I filled the volume out with a trio of stories that were not directly derived from the Bible, but carried on with the same very dim view of religiosity, messiahs, scriptures, and so forth. I killed off Julian the Apostate in the first one and Giordano Bruno in the second, and then sent them off to have lunch together in Heaven, at the Lost Souls Bar and Grill—a story that sums up pretty much everything I think about the origins and evolution of religion.

  1. You have lived in a few different places. What are the biggest differences you have found in people’s approaches to reality and skepticism?

I lived, worked, and travelled in a number of Muslim countries—Sudan, Egypt, Kuwait, Saudi, Syria, Qatar, and the Emirates—and Lesson One was to keep your mouth shut about religion. When you applied for a visa, there was no nonsense about putting “NONE” in the box for your religion; you wrote down “CHRISTIAN,” or you could kiss goodbye to your chances of a visa. You did not talk about Islam except with trusted friends, you did not mention the Prophet in public, you did not make jokes that could be construed as anti-religious, you said nothing that could be even remotely interpreted as proselytizing for Christianity. If you were so foolish as to do any of those things, you could get in deep trouble, to the point of deportation or even jail—like that hapless British teacher in Khartoum who allowed her elementary-school class to name their teddy-bear mascot “Mohammed.” Our secular-minded Muslim friends had to be just as guarded, if not more so.

Skepticism on nonreligious fronts was okay, as long as it did not deliver any glancing blows to Quranic superstitions.  I subscribed to the Skeptical Inquirer while living in Kuwait, and it usually made it past the postal censors unscathed.

Hong Kong was a hotbed of superstition—I’m talking about the expat community. Alternative medicine, psychics, astrology, reiki, tarot, all sorts of New Agey stuff, were all big business.

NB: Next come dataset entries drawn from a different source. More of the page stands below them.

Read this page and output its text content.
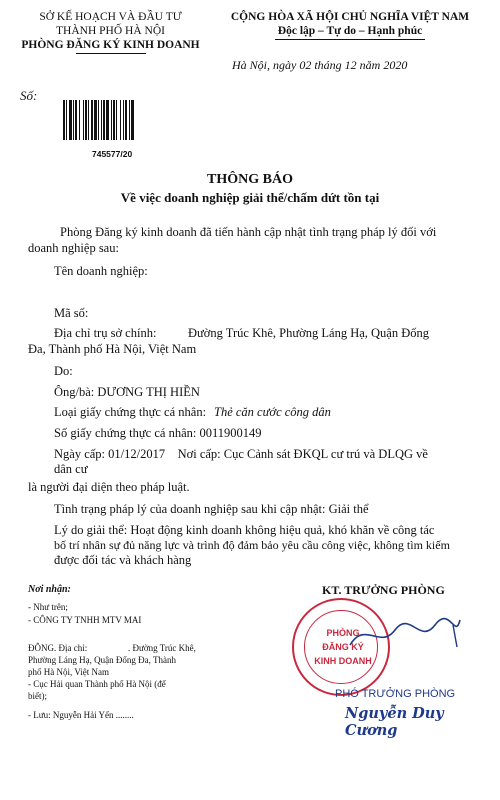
SỞ KẾ HOẠCH VÀ ĐẦU TƯ
THÀNH PHỐ HÀ NỘI
PHÒNG ĐĂNG KÝ KINH DOANH
CỘNG HÒA XÃ HỘI CHỦ NGHĨA VIỆT NAM
Độc lập – Tự do – Hạnh phúc
Hà Nội, ngày 02 tháng 12 năm 2020
Số:
745577/20
THÔNG BÁO
Về việc doanh nghiệp giải thể/chấm dứt tồn tại
Phòng Đăng ký kinh doanh đã tiến hành cập nhật tình trạng pháp lý đối với
doanh nghiệp sau:
Tên doanh nghiệp:
Mã số:
Địa chỉ trụ sở chính:	Đường Trúc Khê, Phường Láng Hạ, Quận Đống
Đa, Thành phố Hà Nội, Việt Nam
Do:
Ông/bà: DƯƠNG THỊ HIỀN
Loại giấy chứng thực cá nhân: Thẻ căn cước công dân
Số giấy chứng thực cá nhân: 0011900149
Ngày cấp: 01/12/2017    Nơi cấp: Cục Cảnh sát ĐKQL cư trú và DLQG về
dân cư
là người đại diện theo pháp luật.
Tình trạng pháp lý của doanh nghiệp sau khi cập nhật: Giải thể
Lý do giải thể: Hoạt động kinh doanh không hiệu quả, khó khăn về công tác
bố trí nhân sự đủ năng lực và trình độ đảm bảo yêu cầu công việc, không tìm kiếm
được đối tác và khách hàng
Nơi nhận:
- Như trên;
- CÔNG TY TNHH MTV MAI
ĐÔNG. Địa chỉ:	. Đường Trúc Khê,
Phường Láng Hạ, Quận Đống Đa, Thành
phố Hà Nội, Việt Nam
- Cục Hải quan Thành phố Hà Nội (để
biết);
- Lưu: Nguyễn Hải Yến ........
PHÒNG
ĐĂNG KÝ
KINH DOANH
KT. TRƯỞNG PHÒNG
PHÓ TRƯỞNG PHÒNG
Nguyễn Duy Cương
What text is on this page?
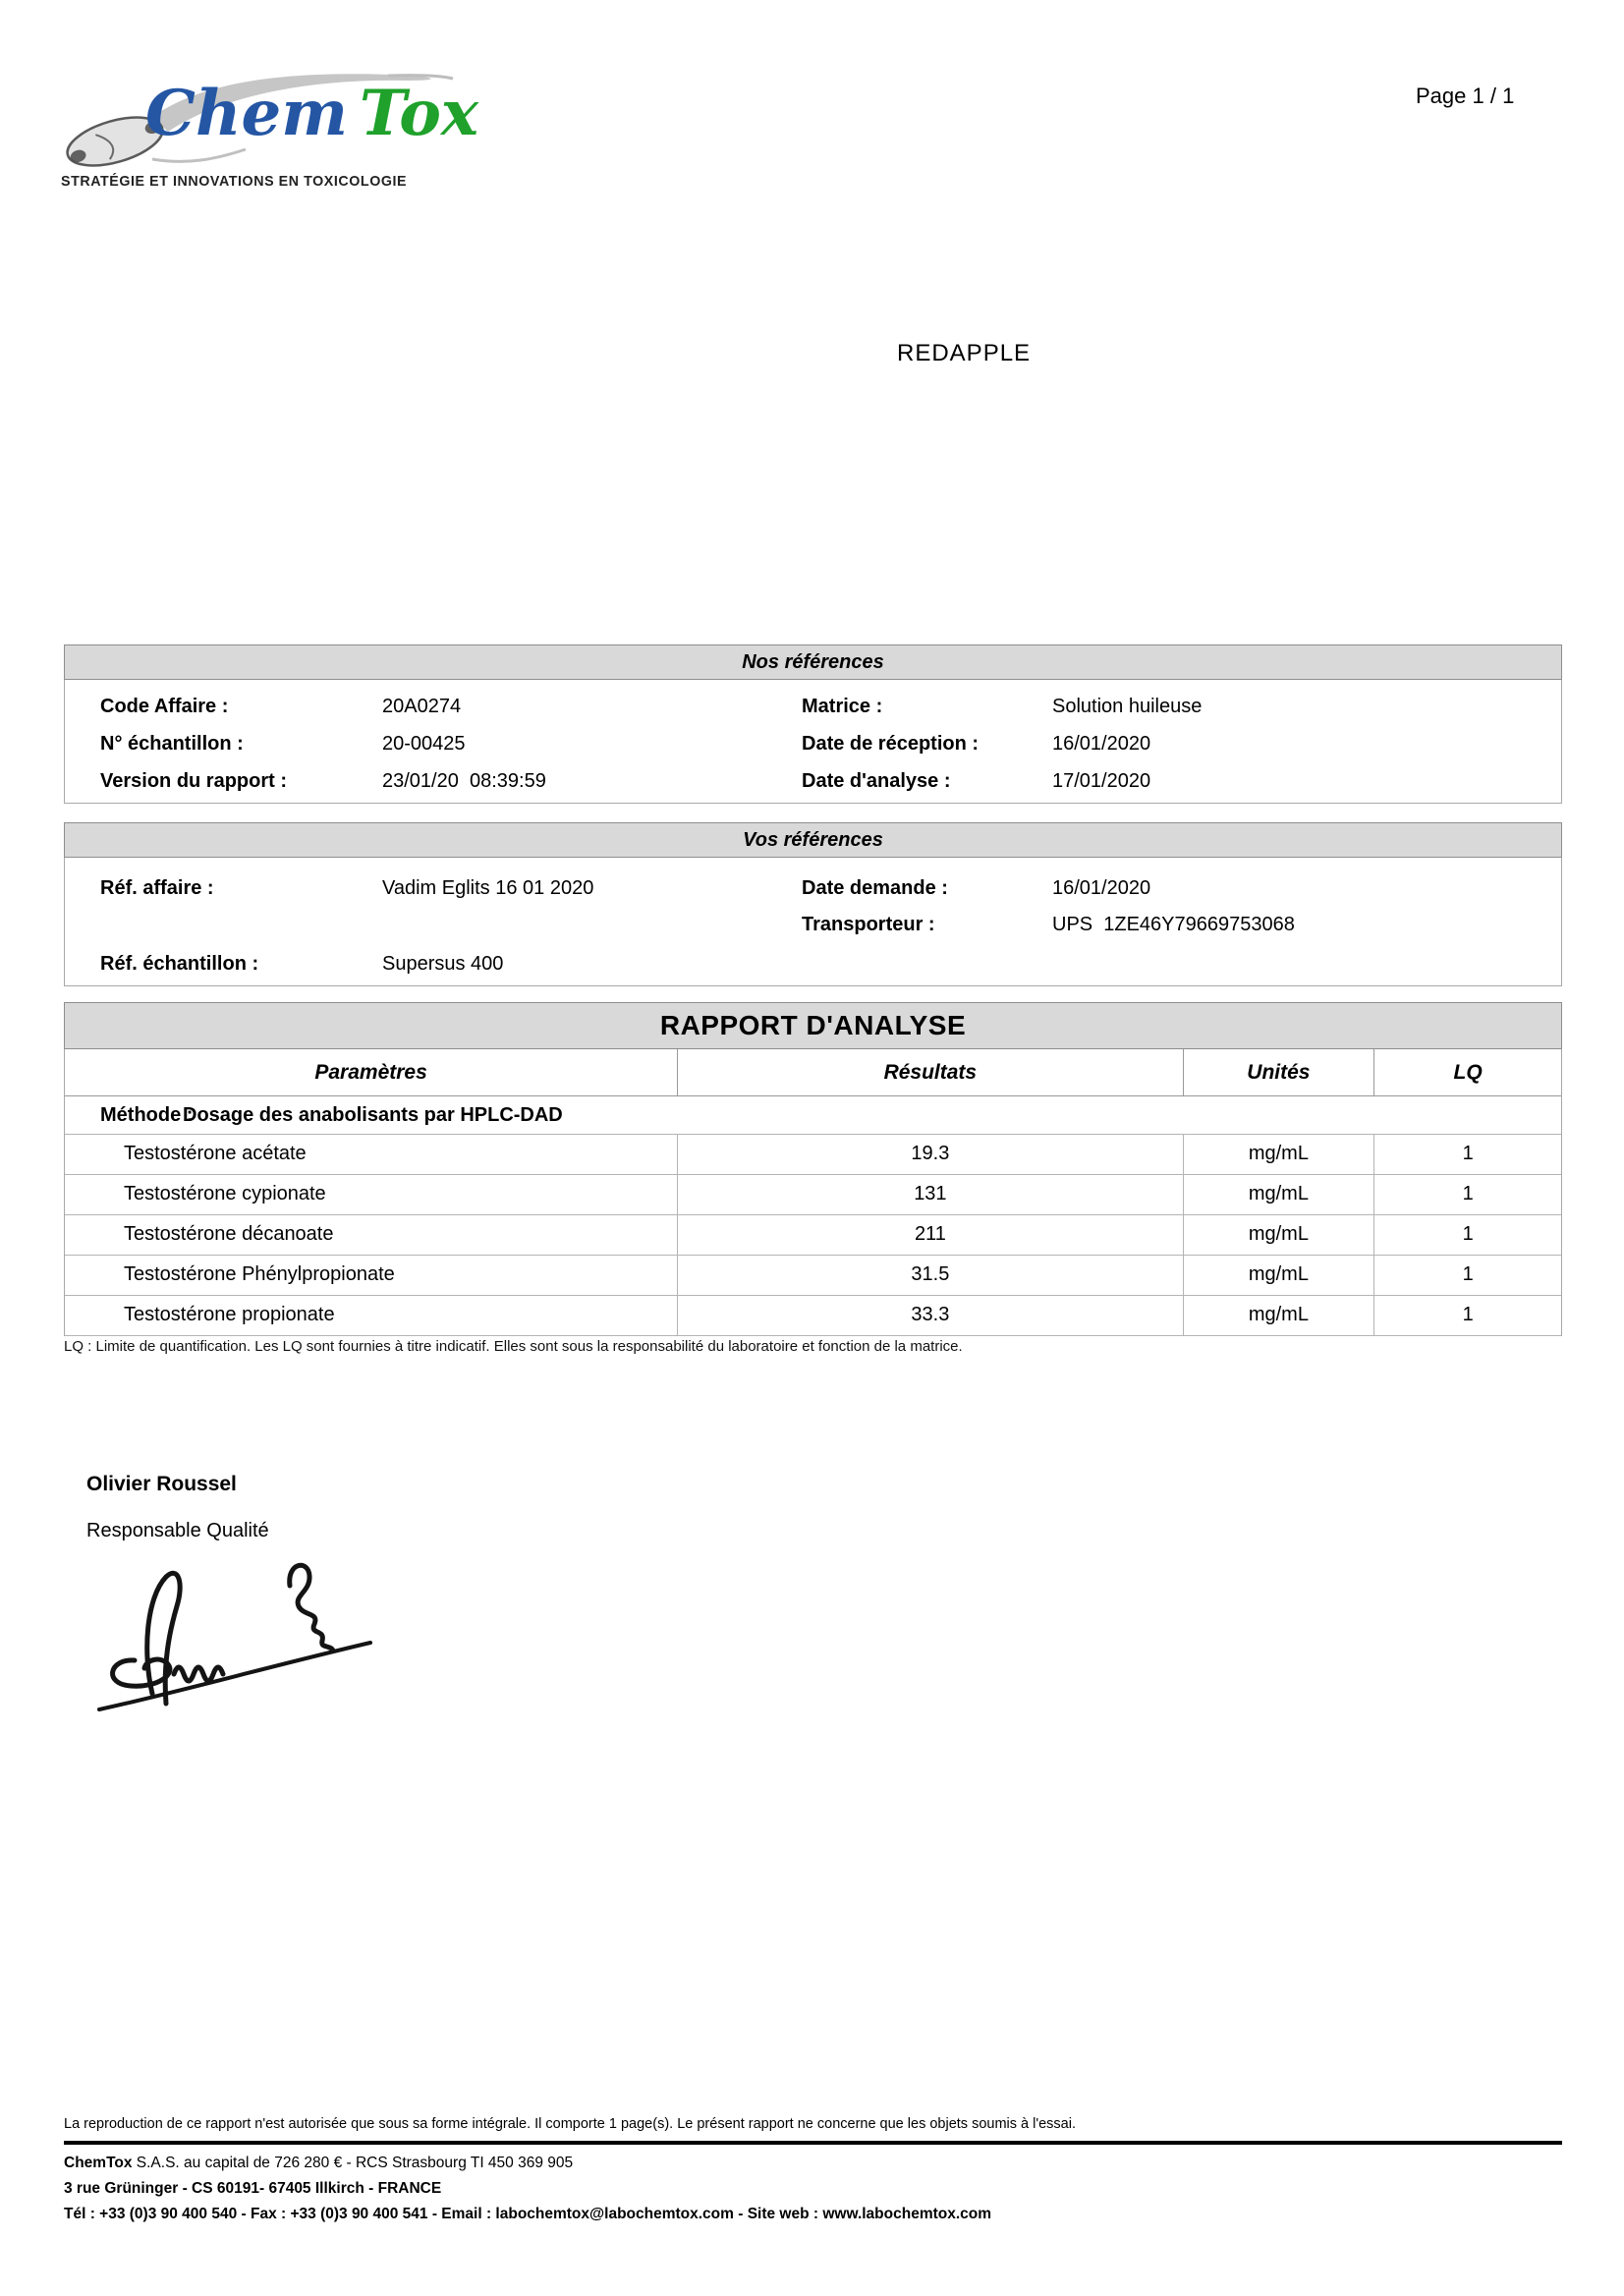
Chem Tox
STRATÉGIE ET INNOVATIONS EN TOXICOLOGIE
Page 1 / 1
REDAPPLE
Nos références
Code Affaire :	20A0274	Matrice :	Solution huileuse
N° échantillon :	20-00425	Date de réception :	16/01/2020
Version du rapport :	23/01/20  08:39:59	Date d'analyse :	17/01/2020
Vos références
Réf. affaire :	Vadim Eglits 16 01 2020	Date demande :	16/01/2020
Transporteur :	UPS  1ZE46Y79669753068
Réf. échantillon :	Supersus 400
RAPPORT D'ANALYSE
Paramètres	Résultats	Unités	LQ
Méthode :
Dosage des anabolisants par HPLC-DAD
Testostérone acétate	19.3	mg/mL	1
Testostérone cypionate	131	mg/mL	1
Testostérone décanoate	211	mg/mL	1
Testostérone Phénylpropionate	31.5	mg/mL	1
Testostérone propionate	33.3	mg/mL	1
LQ : Limite de quantification. Les LQ sont fournies à titre indicatif. Elles sont sous la responsabilité du laboratoire et fonction de la matrice.
Olivier Roussel
Responsable Qualité
La reproduction de ce rapport n'est autorisée que sous sa forme intégrale. Il comporte 1 page(s). Le présent rapport ne concerne que les objets soumis à l'essai.
ChemTox S.A.S. au capital de 726 280 € - RCS Strasbourg TI 450 369 905
3 rue Grüninger - CS 60191- 67405 Illkirch - FRANCE
Tél : +33 (0)3 90 400 540 - Fax : +33 (0)3 90 400 541 - Email : labochemtox@labochemtox.com - Site web : www.labochemtox.com
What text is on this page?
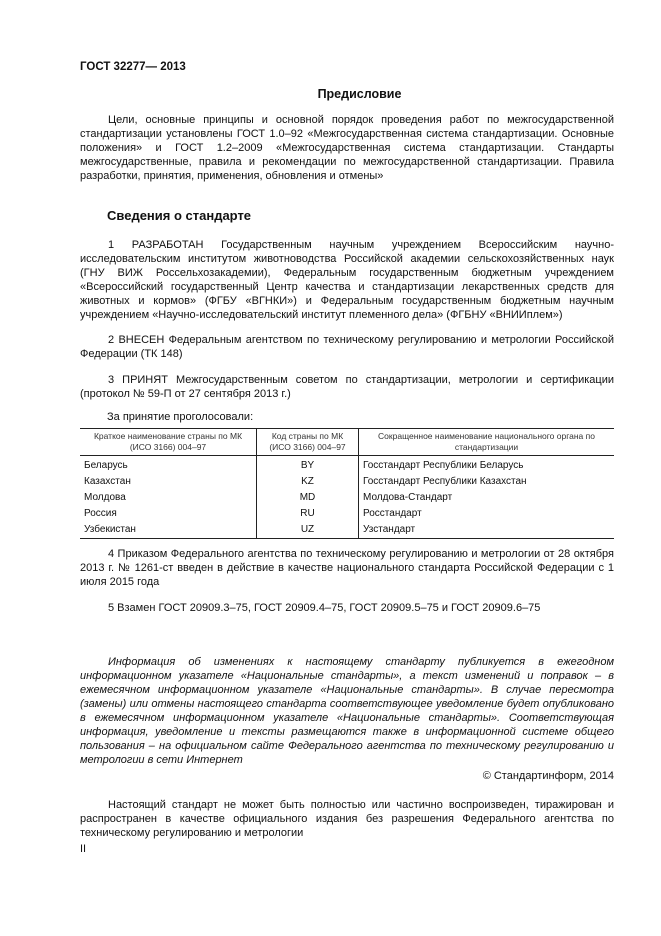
ГОСТ 32277— 2013
Предисловие

Цели, основные принципы и основной порядок проведения работ по межгосударственной стандартизации установлены ГОСТ 1.0–92 «Межгосударственная система стандартизации. Основные положения» и ГОСТ 1.2–2009 «Межгосударственная система стандартизации. Стандарты межгосударственные, правила и рекомендации по межгосударственной стандартизации. Правила разработки, принятия, применения, обновления и отмены»

Сведения о стандарте

1 РАЗРАБОТАН Государственным научным учреждением Всероссийским научно-исследовательским институтом животноводства Российской академии сельскохозяйственных наук (ГНУ ВИЖ Россельхозакадемии), Федеральным государственным бюджетным учреждением «Всероссийский государственный Центр качества и стандартизации лекарственных средств для животных и кормов» (ФГБУ «ВГНКИ») и Федеральным государственным бюджетным научным учреждением «Научно-исследовательский институт племенного дела» (ФГБНУ «ВНИИплем»)

2 ВНЕСЕН Федеральным агентством по техническому регулированию и метрологии Российской Федерации (ТК 148)

3 ПРИНЯТ Межгосударственным советом по стандартизации, метрологии и сертификации (протокол № 59-П от 27 сентября 2013 г.)

За принятие проголосовали:
Краткое наименование страны по МК (ИСО 3166) 004–97	Код страны по МК (ИСО 3166) 004–97	Сокращенное наименование национального органа по стандартизации
Беларусь	BY	Госстандарт Республики Беларусь
Казахстан	KZ	Госстандарт Республики Казахстан
Молдова	MD	Молдова-Стандарт
Россия	RU	Росстандарт
Узбекистан	UZ	Узстандарт

4 Приказом Федерального агентства по техническому регулированию и метрологии от 28 октября 2013 г. № 1261-ст введен в действие в качестве национального стандарта Российской Федерации с 1 июля 2015 года

5 Взамен ГОСТ 20909.3–75, ГОСТ 20909.4–75, ГОСТ 20909.5–75 и ГОСТ 20909.6–75

Информация об изменениях к настоящему стандарту публикуется в ежегодном информационном указателе «Национальные стандарты», а текст изменений и поправок – в ежемесячном информационном указателе «Национальные стандарты». В случае пересмотра (замены) или отмены настоящего стандарта соответствующее уведомление будет опубликовано в ежемесячном информационном указателе «Национальные стандарты». Соответствующая информация, уведомление и тексты размещаются также в информационной системе общего пользования – на официальном сайте Федерального агентства по техническому регулированию и метрологии в сети Интернет

© Стандартинформ, 2014

Настоящий стандарт не может быть полностью или частично воспроизведен, тиражирован и распространен в качестве официального издания без разрешения Федерального агентства по техническому регулированию и метрологии

II
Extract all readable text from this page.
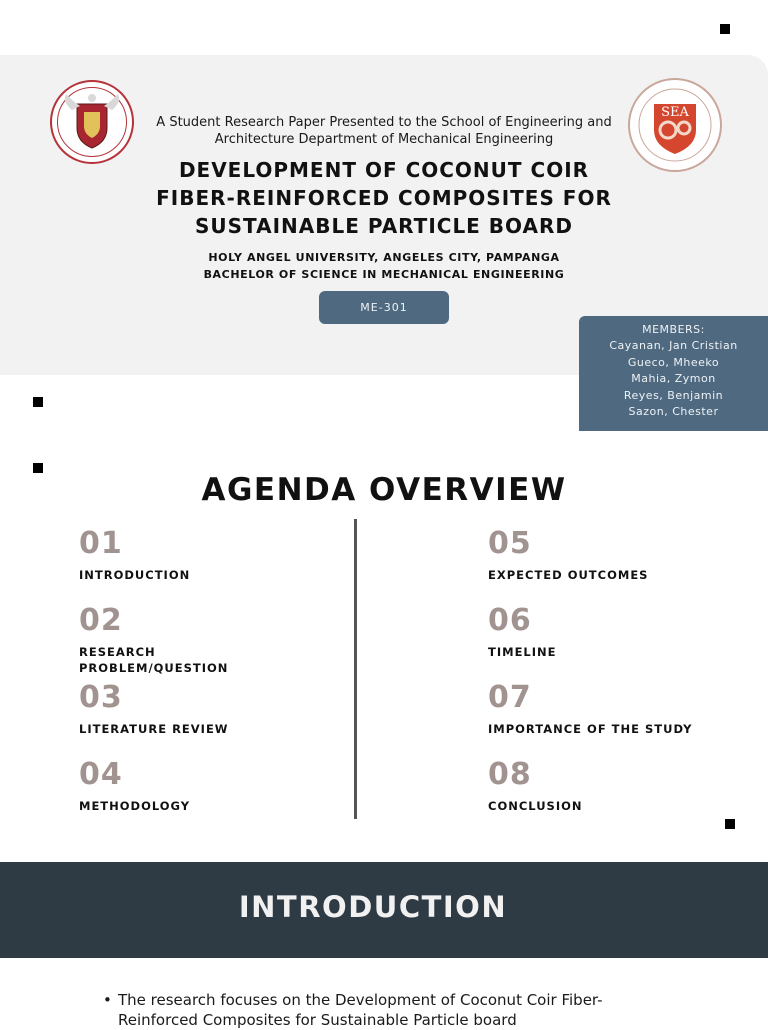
SEA
A Student Research Paper Presented to the School of Engineering and Architecture Department of Mechanical Engineering
DEVELOPMENT OF COCONUT COIR
FIBER-REINFORCED COMPOSITES FOR
SUSTAINABLE PARTICLE BOARD
HOLY ANGEL UNIVERSITY, ANGELES CITY, PAMPANGA
BACHELOR OF SCIENCE IN MECHANICAL ENGINEERING
ME-301
MEMBERS:
Cayanan, Jan Cristian
Gueco, Mheeko
Mahia, Zymon
Reyes, Benjamin
Sazon, Chester
AGENDA OVERVIEW
01
INTRODUCTION
02
RESEARCH PROBLEM/QUESTION
03
LITERATURE REVIEW
04
METHODOLOGY
05
EXPECTED OUTCOMES
06
TIMELINE
07
IMPORTANCE OF THE STUDY
08
CONCLUSION
INTRODUCTION
• The research focuses on the Development of Coconut Coir Fiber-Reinforced Composites for Sustainable Particle board
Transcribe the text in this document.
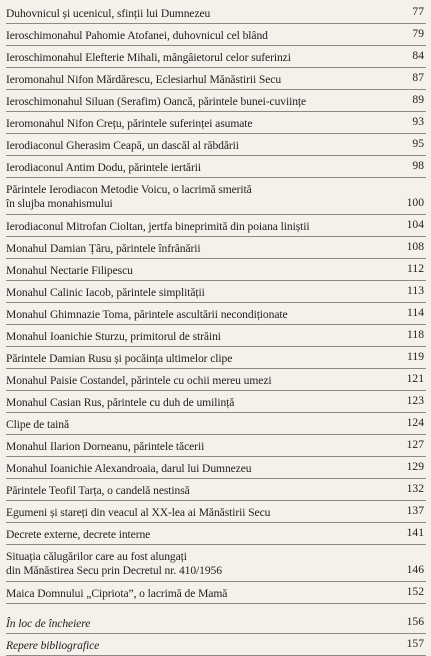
Duhovnicul și ucenicul, sfinții lui Dumnezeu	77
Ieroschimonahul Pahomie Atofanei, duhovnicul cel blând	79
Ieroschimonahul Elefterie Mihali, mângâietorul celor suferinzi	84
Ieromonahul Nifon Mărdărescu, Eclesiarhul Mănăstirii Secu	87
Ieroschimonahul Siluan (Serafim) Oancă, părintele bunei-cuviințe	89
Ieromonahul Nifon Crețu, părintele suferinței asumate	93
Ierodiaconul Gherasim Ceapă, un dascăl al răbdării	95
Ierodiaconul Antim Dodu, părintele iertării	98
Părintele Ierodiacon Metodie Voicu, o lacrimă smerită
în slujba monahismului	100
Ierodiaconul Mitrofan Cioltan, jertfa bineprimită din poiana liniștii	104
Monahul Damian Țâru, părintele înfrânării	108
Monahul Nectarie Filipescu	112
Monahul Calinic Iacob, părintele simplității	113
Monahul Ghimnazie Toma, părintele ascultării necondiționate	114
Monahul Ioanichie Sturzu, primitorul de străini	118
Părintele Damian Rusu și pocăința ultimelor clipe	119
Monahul Paisie Costandel, părintele cu ochii mereu umezi	121
Monahul Casian Rus, părintele cu duh de umilință	123
Clipe de taină	124
Monahul Ilarion Dorneanu, părintele tăcerii	127
Monahul Ioanichie Alexandroaia, darul lui Dumnezeu	129
Părintele Teofil Tarța, o candelă nestinsă	132
Egumeni și stareți din veacul al XX-lea ai Mănăstirii Secu	137
Decrete externe, decrete interne	141
Situația călugărilor care au fost alungați
din Mănăstirea Secu prin Decretul nr. 410/1956	146
Maica Domnului „Cipriota”, o lacrimă de Mamă	152
În loc de încheiere	156
Repere bibliografice	157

As for the locals, they seemed to me—as an outsider—to combine hard-headed pragmatism with strong traditions about magical ways to influence your fortunes for good or ill, a rather practical, down-to-earth style of superstition.

  1. Being from Canada, and living there now, how do you feel about its future now that the two-term Harper has been ousted, and the more liberal Trudeau is in power?

Ow. I’m happy that Papa Pierre’s little boy is taking steps to repair some of the damage of the Harper years, but he worries me. On the plus side, I think he’s made some good moves on environmental and foreign issues, has begun to reverse Harper’s anti-science campaign of destruction, and is making the right noises about equality and diversity without going full-on SJW.  On the other hand, his extolling of Canadian unity when addressing Anglophone audiences does not jibe well with some rather nasty anti-West sentiments he has expressed in Quebec—as if he thinks nobody across the Quebec border can understand French. I’m among those who would not be heartbroken if Quebec did leave Confederation, but I like my politicians to be at least consistent in their blather. And what about that F35?

Well, he’s only been PM for about eight months. Ask me again in a year or so.